A two-piece userspace + kernel-module stack that exposes a V4L2
stateless decoder interface (/dev/videoNN) so that
libva-v4l2-request-fourier → firefox-fourier /
chromium-fourier can drive it the same way they drive existing
hardware-decode pipelines on Pi 5 / RK3588.
+-----------------------------------------------------------+
| firefox-fourier / chromium-fourier (existing) |
+-----------------------------------------------------------+
| VA-API |
+-----------------------------------------------------------+
| libva-v4l2-request-fourier (existing, sibling project) |
+-----------------------------------------------------------+
| V4L2 stateless ioctl uAPI |
+-----------------------------------------------------------+
| daedalus-v4l2 kernel module (`kernel/`) |
| - registers /dev/videoNN |
| - parses V4L2 stateless ioctls (VP9/AV1/H.264 controls) |
| - forwards bitstream + controls to userspace daemon |
| via chardev or netlink |
+-----------------------------------------------------------+
| daedalus-v4l2 userspace daemon (`daemon/`) |
| - takes bitstream blobs + per-slice controls |
| - drives FFmpeg parsers via dlopen (Option γ) |
| - dispatches per-block ops via daedalus-fourier |
| public API (daedalus_dispatch_*) |
| - posts decoded frames back to kernel module |
+-----------------------------------------------------------+
| daedalus-fourier kernel library (sibling project) |
| - exports include/daedalus.h public API |
| - per-kernel CPU NEON + opportunistic V3D QPU dispatch |
| - 9 closed cycles across VP9, AV1 CDEF, H.264 |
+-----------------------------------------------------------+
| V3D 7.1 (Mesa userspace v3dv) + ARM NEON (BCM2712) |
+-----------------------------------------------------------+
Why this architecture (Option B + γ + sibling)

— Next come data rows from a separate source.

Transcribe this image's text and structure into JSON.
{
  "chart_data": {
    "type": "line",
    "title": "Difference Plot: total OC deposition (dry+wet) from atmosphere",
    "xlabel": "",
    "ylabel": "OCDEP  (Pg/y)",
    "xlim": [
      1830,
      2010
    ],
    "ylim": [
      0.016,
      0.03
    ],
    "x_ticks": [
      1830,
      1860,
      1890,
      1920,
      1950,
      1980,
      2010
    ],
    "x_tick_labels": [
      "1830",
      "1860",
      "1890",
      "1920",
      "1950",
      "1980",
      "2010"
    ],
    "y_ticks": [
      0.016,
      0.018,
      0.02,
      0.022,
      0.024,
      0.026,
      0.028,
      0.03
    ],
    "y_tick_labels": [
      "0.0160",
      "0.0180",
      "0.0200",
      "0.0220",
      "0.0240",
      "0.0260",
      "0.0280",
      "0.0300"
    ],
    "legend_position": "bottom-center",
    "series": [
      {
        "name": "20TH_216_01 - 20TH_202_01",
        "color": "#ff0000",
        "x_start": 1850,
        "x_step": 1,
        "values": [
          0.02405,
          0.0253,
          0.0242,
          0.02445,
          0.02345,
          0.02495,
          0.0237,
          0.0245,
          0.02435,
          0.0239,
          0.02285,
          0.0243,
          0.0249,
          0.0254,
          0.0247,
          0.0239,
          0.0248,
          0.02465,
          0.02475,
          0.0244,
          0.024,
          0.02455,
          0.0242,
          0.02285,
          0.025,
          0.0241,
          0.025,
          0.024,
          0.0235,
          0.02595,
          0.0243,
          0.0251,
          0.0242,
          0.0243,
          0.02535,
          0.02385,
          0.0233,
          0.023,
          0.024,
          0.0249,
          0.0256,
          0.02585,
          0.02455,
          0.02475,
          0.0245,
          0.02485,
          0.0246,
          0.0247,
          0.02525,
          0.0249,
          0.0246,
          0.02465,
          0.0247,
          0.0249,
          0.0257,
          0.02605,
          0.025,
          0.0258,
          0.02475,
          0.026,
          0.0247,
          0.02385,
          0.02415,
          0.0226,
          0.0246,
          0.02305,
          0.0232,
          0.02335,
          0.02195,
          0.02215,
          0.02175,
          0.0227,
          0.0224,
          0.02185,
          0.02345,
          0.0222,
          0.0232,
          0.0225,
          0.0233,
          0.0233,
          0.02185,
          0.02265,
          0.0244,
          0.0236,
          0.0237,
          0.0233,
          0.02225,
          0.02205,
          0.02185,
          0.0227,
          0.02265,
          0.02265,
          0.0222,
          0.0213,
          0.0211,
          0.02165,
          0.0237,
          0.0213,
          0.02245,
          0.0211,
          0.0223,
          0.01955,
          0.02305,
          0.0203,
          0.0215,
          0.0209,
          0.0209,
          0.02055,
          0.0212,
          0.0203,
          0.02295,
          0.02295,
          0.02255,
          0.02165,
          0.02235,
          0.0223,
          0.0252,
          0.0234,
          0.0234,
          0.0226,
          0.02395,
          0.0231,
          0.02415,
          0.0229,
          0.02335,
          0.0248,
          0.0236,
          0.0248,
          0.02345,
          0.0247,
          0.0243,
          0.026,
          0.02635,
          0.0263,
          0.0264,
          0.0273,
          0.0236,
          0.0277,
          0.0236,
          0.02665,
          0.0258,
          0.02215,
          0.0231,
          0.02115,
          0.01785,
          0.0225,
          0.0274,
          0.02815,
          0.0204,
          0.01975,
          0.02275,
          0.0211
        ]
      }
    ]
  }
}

Locked by user 2026-05-18 from 3 options in
daedalus-fourier/docs/phase8_scoping.md:
- Option B over A (userspace v4l2loopback): real
/dev/videoNN, proper DRM PRIME / dmabuf for browser zero-copy. - Option γ: dlopen FFmpeg as parser at runtime. No vendoring, fastest to v1.
- Sibling repo: per
project_consumer_targetconvention, V4L2-side work lives outside daedalus-fourier so the kernel-library has a clean API boundary.
Status
Initial scaffold only. See docs/architecture.md for the
deeper design and docs/roadmap.md for the
sub-phase breakdown.
Repo layout
kernel/— Linux kernel module (V4L2 device registration + ioctl handling + userspace chardev bridge). Out-of-tree.daemon/— userspace decoder daemon (linkslibdaedalus_core.afrom sibling daedalus-fourier; uses dlopen for FFmpeg parser).include/— shared headers between kernel and daemon.docs/— architecture + roadmap.
License
Kernel module: GPLv2 (required for kernel-tree compatibility). Userspace daemon: BSD-2-Clause (matches daedalus-fourier).